BEIJING, China (Hypebot) — Tencent is building a global streaming empire. Back in December 2017, Tencent Music did a 10% equity swap deal with Spotify and now it has led a $115 million investment round for India-based streaming service Gaana. India may only be a small subscription market, with just 1.1 million paid subscribers at the end of 2016, but it one dominated by local players and has massive free streaming potential. Tencent now has major streaming stakes that give it reach across Asia, Europe and the Americas. The key missing parts are the Middle East and North Africa (Anghami is probably waiting for the phone to ring).
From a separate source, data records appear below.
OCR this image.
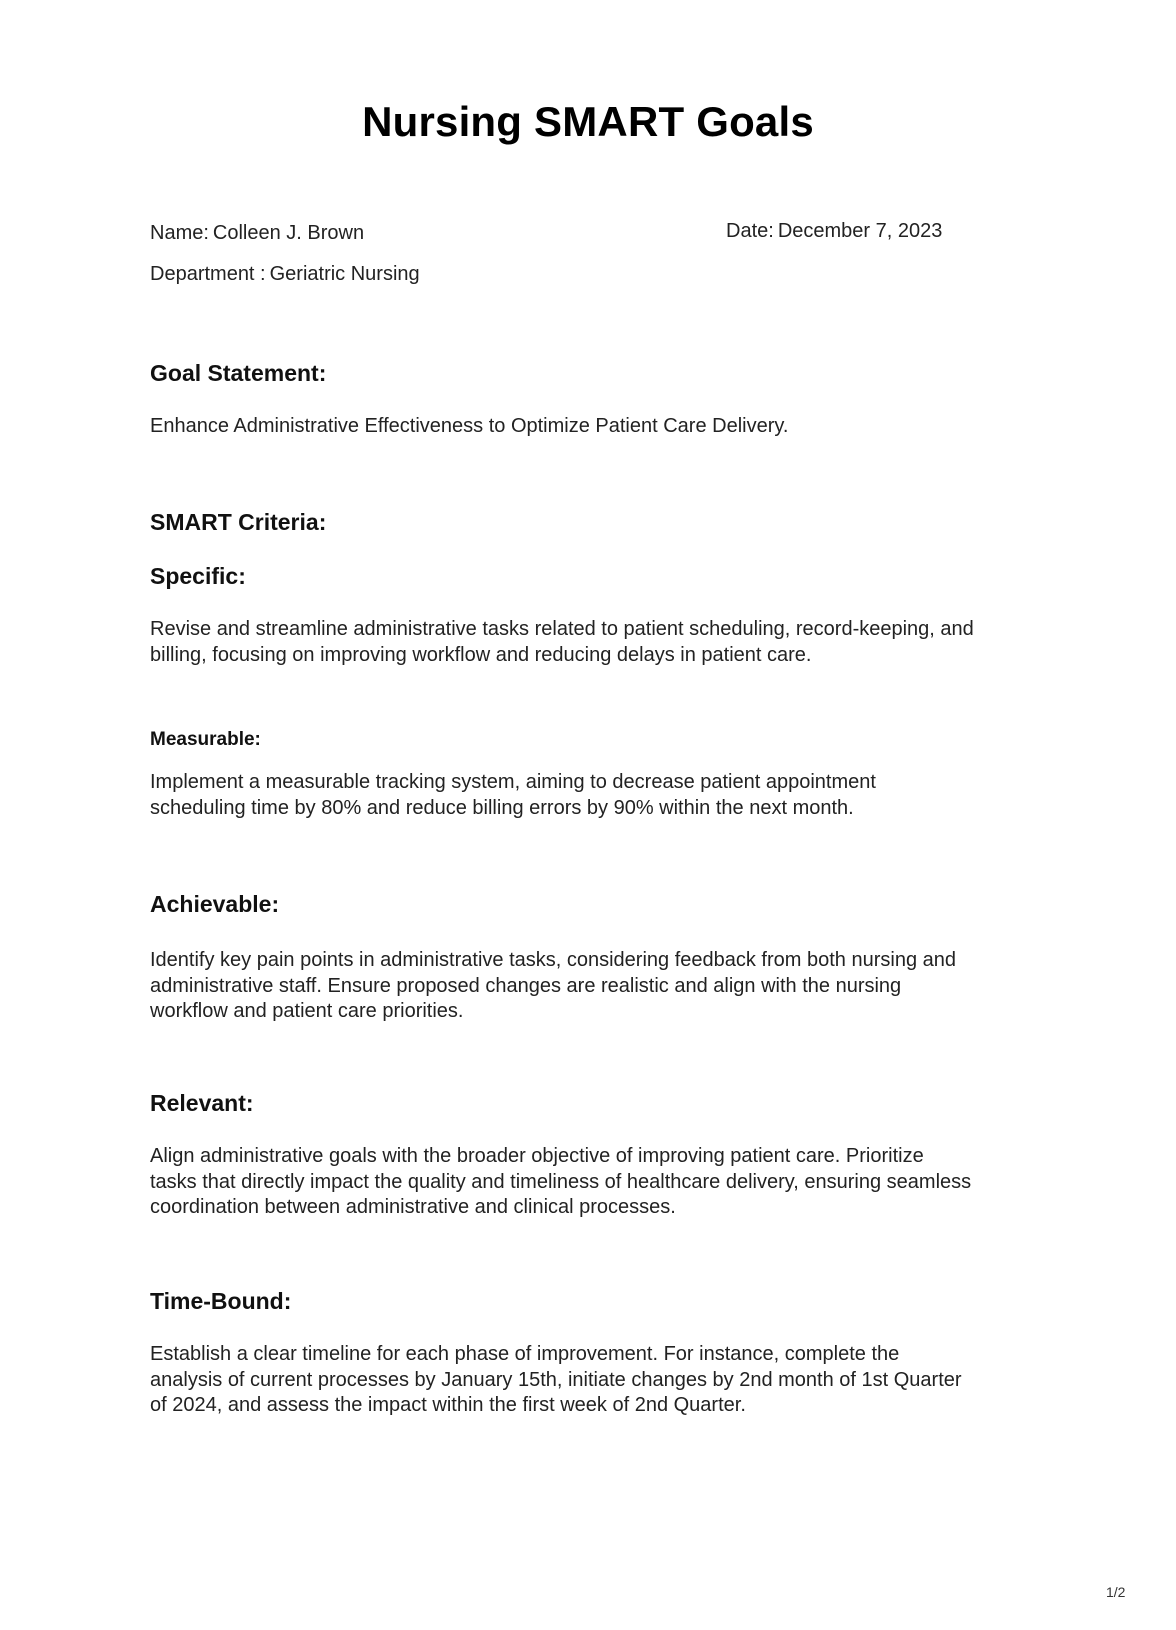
Nursing SMART Goals
Name: Colleen J. Brown	Date: December 7, 2023
Department : Geriatric Nursing
Goal Statement:
Enhance Administrative Effectiveness to Optimize Patient Care Delivery.
SMART Criteria:
Specific:
Revise and streamline administrative tasks related to patient scheduling, record-keeping, and
billing, focusing on improving workflow and reducing delays in patient care.
Measurable:
Implement a measurable tracking system, aiming to decrease patient appointment
scheduling time by 80% and reduce billing errors by 90% within the next month.
Achievable:
Identify key pain points in administrative tasks, considering feedback from both nursing and
administrative staff. Ensure proposed changes are realistic and align with the nursing
workflow and patient care priorities.
Relevant:
Align administrative goals with the broader objective of improving patient care. Prioritize
tasks that directly impact the quality and timeliness of healthcare delivery, ensuring seamless
coordination between administrative and clinical processes.
Time-Bound:
Establish a clear timeline for each phase of improvement. For instance, complete the
analysis of current processes by January 15th, initiate changes by 2nd month of 1st Quarter
of 2024, and assess the impact within the first week of 2nd Quarter.
1/2
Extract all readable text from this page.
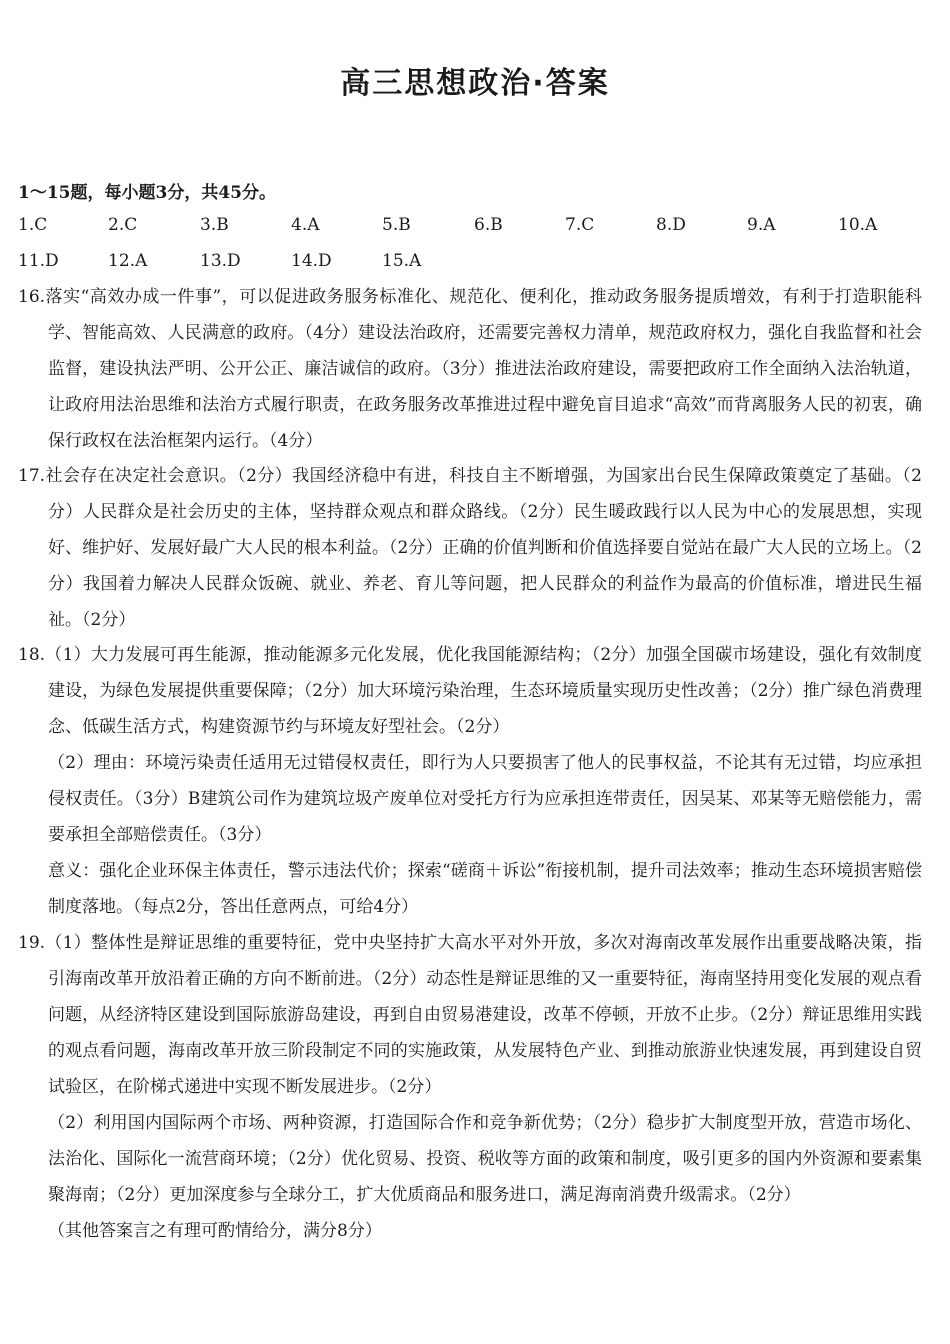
高三思想政治·答案
1～15题，每小题3分，共45分。
1.C	2.C	3.B	4.A	5.B	6.B	7.C	8.D	9.A	10.A
11.D	12.A	13.D	14.D	15.A
16.落实“高效办成一件事”，可以促进政务服务标准化、规范化、便利化，推动政务服务提质增效，有利于打造职能科学、智能高效、人民满意的政府。（4分）建设法治政府，还需要完善权力清单，规范政府权力，强化自我监督和社会监督，建设执法严明、公开公正、廉洁诚信的政府。（3分）推进法治政府建设，需要把政府工作全面纳入法治轨道，让政府用法治思维和法治方式履行职责，在政务服务改革推进过程中避免盲目追求“高效”而背离服务人民的初衷，确保行政权在法治框架内运行。（4分）
17.社会存在决定社会意识。（2分）我国经济稳中有进，科技自主不断增强，为国家出台民生保障政策奠定了基础。（2分）人民群众是社会历史的主体，坚持群众观点和群众路线。（2分）民生暖政践行以人民为中心的发展思想，实现好、维护好、发展好最广大人民的根本利益。（2分）正确的价值判断和价值选择要自觉站在最广大人民的立场上。（2分）我国着力解决人民群众饭碗、就业、养老、育儿等问题，把人民群众的利益作为最高的价值标准，增进民生福祉。（2分）
18.（1）大力发展可再生能源，推动能源多元化发展，优化我国能源结构；（2分）加强全国碳市场建设，强化有效制度建设，为绿色发展提供重要保障；（2分）加大环境污染治理，生态环境质量实现历史性改善；（2分）推广绿色消费理念、低碳生活方式，构建资源节约与环境友好型社会。（2分）
（2）理由：环境污染责任适用无过错侵权责任，即行为人只要损害了他人的民事权益，不论其有无过错，均应承担侵权责任。（3分）B建筑公司作为建筑垃圾产废单位对受托方行为应承担连带责任，因吴某、邓某等无赔偿能力，需要承担全部赔偿责任。（3分）
意义：强化企业环保主体责任，警示违法代价；探索“磋商＋诉讼”衔接机制，提升司法效率；推动生态环境损害赔偿制度落地。（每点2分，答出任意两点，可给4分）
19.（1）整体性是辩证思维的重要特征，党中央坚持扩大高水平对外开放，多次对海南改革发展作出重要战略决策，指引海南改革开放沿着正确的方向不断前进。（2分）动态性是辩证思维的又一重要特征，海南坚持用变化发展的观点看问题，从经济特区建设到国际旅游岛建设，再到自由贸易港建设，改革不停顿，开放不止步。（2分）辩证思维用实践的观点看问题，海南改革开放三阶段制定不同的实施政策，从发展特色产业、到推动旅游业快速发展，再到建设自贸试验区，在阶梯式递进中实现不断发展进步。（2分）
（2）利用国内国际两个市场、两种资源，打造国际合作和竞争新优势；（2分）稳步扩大制度型开放，营造市场化、法治化、国际化一流营商环境；（2分）优化贸易、投资、税收等方面的政策和制度，吸引更多的国内外资源和要素集聚海南；（2分）更加深度参与全球分工，扩大优质商品和服务进口，满足海南消费升级需求。（2分）
（其他答案言之有理可酌情给分，满分8分）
Right now, Tencent has a streaming foothold in the world’s three largest countries:
- China: population 1.4 billion. 100% ownership of QQ Music, Kugou, and Kuwo which together account for 70% of subscribers
- India: population 1.3 billion. Undisclosed ownership of top three streaming service Gaana
- US: 330 million. 10% ownership of leading subscription service
What Tencent is doing is building a global network of strategic positions in the streaming market that individually might not have global influence, but, collectively could be brought to bear to in an impactful way. Much like John Malone’s Liberty Media, Tencent is taking minority stakes in a strategically selected portfolio of companies. This provides it with the ability to exert some degree of influence and extract some benefit without the risk and resource required for a majority ownership. Minority stakes can also be used as beachheads for majority ownership further down the line.
In some respects, Tencent does not have a huge amount of choice in the matter. Last year the Chinese government placed restrictions on the amount Chinese companies could spend on overseas companies, in order to slow the outflow of capital from China. But, rather than let this be a hindrance Tencent is now using the policy to shape a bold internationalization strategy. Coupled with other minority investments (12% in Snap Inc., 5% of Tesla) Tencent is positioning itself to be kingmaker in the future of digital media.